AVL stands for the names of the inventors, Adelson-Velskii and Landis (http://people.cs.ksu.edu/). It is a binary tree structure that self balances by rotating the tree when inserting new nodes. If the tree is always balanced then you always have the optimum search time to find any given node.
What are the extra functions that you need to implement in order to create an AVL tree?
In order to implement an AVL tree, you need to implement a tree rotation function for both the left and right rotations. These can be used in combination to build a right-left and left-right rotations.

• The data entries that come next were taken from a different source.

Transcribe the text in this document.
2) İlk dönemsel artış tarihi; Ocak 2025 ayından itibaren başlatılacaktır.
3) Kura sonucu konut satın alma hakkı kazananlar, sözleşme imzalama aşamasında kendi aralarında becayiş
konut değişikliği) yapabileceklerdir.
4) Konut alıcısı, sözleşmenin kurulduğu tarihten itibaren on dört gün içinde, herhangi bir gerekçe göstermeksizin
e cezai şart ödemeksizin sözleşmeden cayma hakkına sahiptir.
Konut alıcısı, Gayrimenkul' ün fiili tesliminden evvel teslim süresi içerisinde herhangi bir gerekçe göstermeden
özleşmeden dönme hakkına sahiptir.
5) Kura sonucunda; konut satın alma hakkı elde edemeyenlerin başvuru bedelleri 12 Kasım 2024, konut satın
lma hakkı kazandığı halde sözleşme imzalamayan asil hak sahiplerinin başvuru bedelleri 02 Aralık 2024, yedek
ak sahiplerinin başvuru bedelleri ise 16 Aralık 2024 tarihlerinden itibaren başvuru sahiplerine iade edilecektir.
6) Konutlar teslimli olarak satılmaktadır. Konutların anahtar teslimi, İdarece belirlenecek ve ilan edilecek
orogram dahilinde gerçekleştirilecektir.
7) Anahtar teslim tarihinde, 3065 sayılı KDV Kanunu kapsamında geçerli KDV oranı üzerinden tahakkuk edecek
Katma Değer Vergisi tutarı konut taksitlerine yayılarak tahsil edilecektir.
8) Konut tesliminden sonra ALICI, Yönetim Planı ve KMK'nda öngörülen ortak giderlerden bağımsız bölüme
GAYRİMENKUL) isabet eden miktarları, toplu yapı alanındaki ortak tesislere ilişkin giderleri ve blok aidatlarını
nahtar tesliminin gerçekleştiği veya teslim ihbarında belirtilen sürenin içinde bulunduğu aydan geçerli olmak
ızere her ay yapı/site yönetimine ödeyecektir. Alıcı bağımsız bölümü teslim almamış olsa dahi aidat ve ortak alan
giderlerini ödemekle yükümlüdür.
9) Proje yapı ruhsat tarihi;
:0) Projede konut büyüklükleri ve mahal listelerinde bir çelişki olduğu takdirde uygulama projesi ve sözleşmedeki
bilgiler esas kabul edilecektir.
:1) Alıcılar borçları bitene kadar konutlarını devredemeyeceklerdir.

# Pseudo CodeA given nodes balance is eqal to its left height minus its rightIn a right rotation you set the parent's left node's right pointer to the parent and the parent's left pointer equal to the left nodes right pointer.in a left rotation you set the parent's right node's left pointer to the parent, and the parent's right pointer equal to the right nodes, left pointer.if balance is greater than one and the item is less than the parents.left nodes data preform a left rotation.if balance is less than negative one and the item is greater than the parents.right nodes data preform a left rotation.if balance is greater than one and the item is greater than the parents.left nodes data preform a left rotation then a right rotation on the same sub tree.if balance is less than negative one and the item is greater than the parents.right nodes data preform a right rotation then a left rotation on the same sub tree.
Binary trees allow you to efficiently store and search through data. Though their efficiency goes down as they become more unbalanced. A good way to prevent this unbalancing is to implement a self-balancing tree. An AVL tree is a great way to do this though there are probably many others.